Only few compounds exhibit a natural permanent magnetism. One of these is iron, while most (like silicon) are not magnetic. This exercise tries to provide a little insight how one could understand, using DFT simulations, why this is the case.
The key assumption in this exercise will be that DFT is a realistic model and that the SCF therefore finds a good approximation to the true ground state of a compound. If this ground state turns out to be magnetic, the compound should therefore feature a permanant magnetism.
We use this computational setup to simulate silicon:
using DFTK
a = 10.26
lattice = a / 2 * [[0 1 1.];
[1 0 1.];
[1 1 0.]]
Si = ElementPsp(:Si, psp=load_psp("hgh/lda/si-q4"))
atoms = [Si, Si]
positions = [-ones(3)/8, ones(3)/8]
# Guess some inital magnetic moments
# (Need to be != 0 otherwise SCF makes the assumption that the ground state is not magnetic
# to gain some performance ...)
magnetic_moments = [2, 2]
model = model_LDA(lattice, atoms, positions; temperature=0.01, magnetic_moments)
basis = PlaneWaveBasis(model; Ecut=13, kgrid=[2, 2, 2]);
ρ0 = guess_density(basis, magnetic_moments)
scfres = self_consistent_field(basis; ρ=ρ0);
scfres.energies.total
Even though we have forced some magnetism into the initial density guess, this magnetisation (indicated by Magnet
) disappears as the SCF converges. Therefore silicon appears to have a non-magnetic ground state.
(i) Repeat the calculation for iron. In this case the system setup is
a = 5.42352 # iron lattice constant in bohr
lattice = a / 2 * [[-1 1 1];
[ 1 -1 1];
[ 1 1 -1]]
Fe = ElementPsp(:Fe, psp=load_psp("hgh/lda/Fe-q8.hgh"))
atoms = [Fe]
positions = [zeros(3)]
magnetic_moments = [3]
otherwise use the same settings as in the silicon calculation. Based on this calculation, what would you conclude?
(ii) As it turns out too small basis sets and Brilouin-zone sampling (too small kgrid
s) are not able to support magnetic ground states. Repeat both the silicon as well as the iron calculations for different values of Ecut
and kgrid
(i.e. [1,1,1]
,[3,3,3]
, [4,4,4]
etc.), where in both cases larger means better.
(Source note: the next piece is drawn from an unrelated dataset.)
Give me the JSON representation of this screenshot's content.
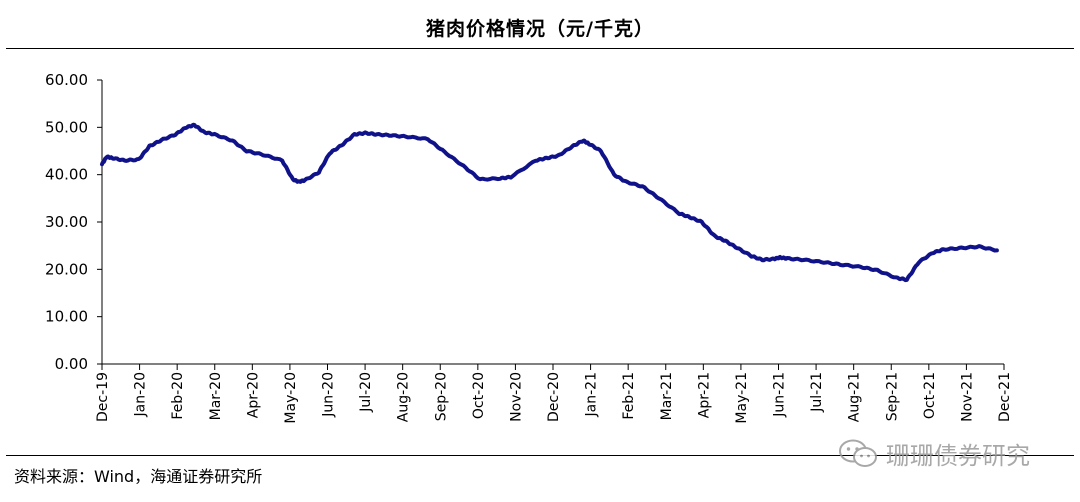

Play with these parameters to determine the first two digits of the ground state energy of silicon and iron. Based on these numerical parameters what do you conclude now?
(iii) To show that a non-magnetic iron structure is actually higher in energy re-run the iron calculation with the Ecut
and kgrid
parameters determined in (ii), but this time set magnetic_moments = [0]
. This enforces the SCF to converge to a non-magnetic ground state. This is why the magnetisation Magnet
is no longer printed ... it is 0
by assumption. What is the energy difference between this non-magnetic iron ground state and the ground state you determined in (ii)?